It took the Golden Arches eight years to sell a billion burgers. I remember that day well: A sign went up at our local McDonald's declaring the news. I helped McDonald's reach that lofty statistic, eating plenty of burgers and fries.
Apple (AAPL) will soon reach its own billion sales landmark. The company is poised to sell its billionth iProduct in 2013, accomplishing that feat at breakneck-speed as the company expanded its product lines. In 2003, the company sold 3 million devices, primarily computers to die-hard Apple fans who weren't opting for the then Windows-based PC standard.
Last year, Apple unloaded 164 million iPhones, iPads, iPods and computers in a global love affair, continuing a trend that shows no sign of a let-up. What's behind this remarkable story? Like McDonald's, the average person (myself included) began buying Apple products.
The graph below highlights the total number of devices sold since 2004. To date, customers have bought 600 million Apple products. At this pace, the company will sell its billionth product in early 2013, all the while commanding premium pricing.
Each of its four product lines dominates its markets. The iPad controls the tablet space, demolishing Research In Motion's Playbook and HP's TouchPad. The iPhone helped crush the Blackberry. Macs are taking share from PCs. The iPod has a 78% share of its market.
Apple remains twice blessed: The company has accelerated sales without sacrificing reputation. It remains the "Porsche" of tech hardware despite selling its products on a mass scale.

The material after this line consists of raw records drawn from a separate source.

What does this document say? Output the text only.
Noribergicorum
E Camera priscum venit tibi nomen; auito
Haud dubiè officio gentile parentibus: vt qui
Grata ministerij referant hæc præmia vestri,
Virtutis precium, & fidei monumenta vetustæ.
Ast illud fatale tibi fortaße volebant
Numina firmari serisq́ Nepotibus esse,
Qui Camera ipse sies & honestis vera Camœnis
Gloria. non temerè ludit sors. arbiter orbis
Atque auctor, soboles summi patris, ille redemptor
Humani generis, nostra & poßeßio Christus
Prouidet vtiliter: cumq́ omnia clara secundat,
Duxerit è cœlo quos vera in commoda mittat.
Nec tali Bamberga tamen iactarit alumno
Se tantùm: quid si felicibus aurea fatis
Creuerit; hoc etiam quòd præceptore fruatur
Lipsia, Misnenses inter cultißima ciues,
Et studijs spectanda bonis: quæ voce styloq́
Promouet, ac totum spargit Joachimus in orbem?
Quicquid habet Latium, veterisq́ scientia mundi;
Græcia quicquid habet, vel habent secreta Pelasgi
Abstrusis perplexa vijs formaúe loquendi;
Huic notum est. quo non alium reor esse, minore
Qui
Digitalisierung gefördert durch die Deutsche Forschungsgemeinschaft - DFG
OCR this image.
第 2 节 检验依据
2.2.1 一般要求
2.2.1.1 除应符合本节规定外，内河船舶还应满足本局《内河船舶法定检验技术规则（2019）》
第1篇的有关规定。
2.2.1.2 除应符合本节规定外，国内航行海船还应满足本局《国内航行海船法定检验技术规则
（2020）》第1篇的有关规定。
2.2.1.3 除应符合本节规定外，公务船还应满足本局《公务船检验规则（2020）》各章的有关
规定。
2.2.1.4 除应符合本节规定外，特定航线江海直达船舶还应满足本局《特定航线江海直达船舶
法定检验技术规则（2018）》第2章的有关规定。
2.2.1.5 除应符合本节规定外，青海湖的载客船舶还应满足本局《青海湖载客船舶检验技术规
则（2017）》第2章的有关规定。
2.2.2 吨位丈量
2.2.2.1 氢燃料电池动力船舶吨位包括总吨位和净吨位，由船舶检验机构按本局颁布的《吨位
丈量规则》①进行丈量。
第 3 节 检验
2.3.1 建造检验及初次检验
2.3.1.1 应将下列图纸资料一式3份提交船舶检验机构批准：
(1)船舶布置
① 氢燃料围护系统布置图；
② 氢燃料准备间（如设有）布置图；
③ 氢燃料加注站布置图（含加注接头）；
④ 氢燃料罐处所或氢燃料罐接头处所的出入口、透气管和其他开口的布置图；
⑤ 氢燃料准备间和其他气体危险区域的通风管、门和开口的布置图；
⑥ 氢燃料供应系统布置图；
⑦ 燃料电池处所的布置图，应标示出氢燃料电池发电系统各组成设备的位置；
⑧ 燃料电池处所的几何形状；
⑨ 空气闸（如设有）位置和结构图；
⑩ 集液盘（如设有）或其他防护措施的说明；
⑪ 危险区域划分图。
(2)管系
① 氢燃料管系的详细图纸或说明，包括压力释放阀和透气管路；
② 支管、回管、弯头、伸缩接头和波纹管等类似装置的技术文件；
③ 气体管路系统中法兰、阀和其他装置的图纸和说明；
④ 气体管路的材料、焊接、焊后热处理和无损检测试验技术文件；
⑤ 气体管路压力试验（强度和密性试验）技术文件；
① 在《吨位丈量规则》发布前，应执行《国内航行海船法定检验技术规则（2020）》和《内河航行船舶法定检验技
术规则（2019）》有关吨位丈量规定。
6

Impressively, Apple has been able to keep its premium pricing despite moving larger numbers of units each year. That's in sharp contrast to its competitors whose average unit revenue has dropped - Research In Motion (RIMM), Nokia (NOK) and Hewlett-Packard (HPQ). By focusing on delivering an exquisite user experience, Apple won the loyalty of millions of customers.
Every year, Apple earns more from each unit sale than it did the previous year. Witness the skyward trend in money Apple makes on each device it sells.
Apple trounced the competition. Look what happened to once-formidable Research In Motion in the chart below. The iPhone smothered Blackberry profits. Judging by Research In Motion's miserable pre-announcement, next quarter's income per device will be even worse.
Very few companies can give shareholders both improving sales volumes and earnings per unit sold. Apple remains a buy.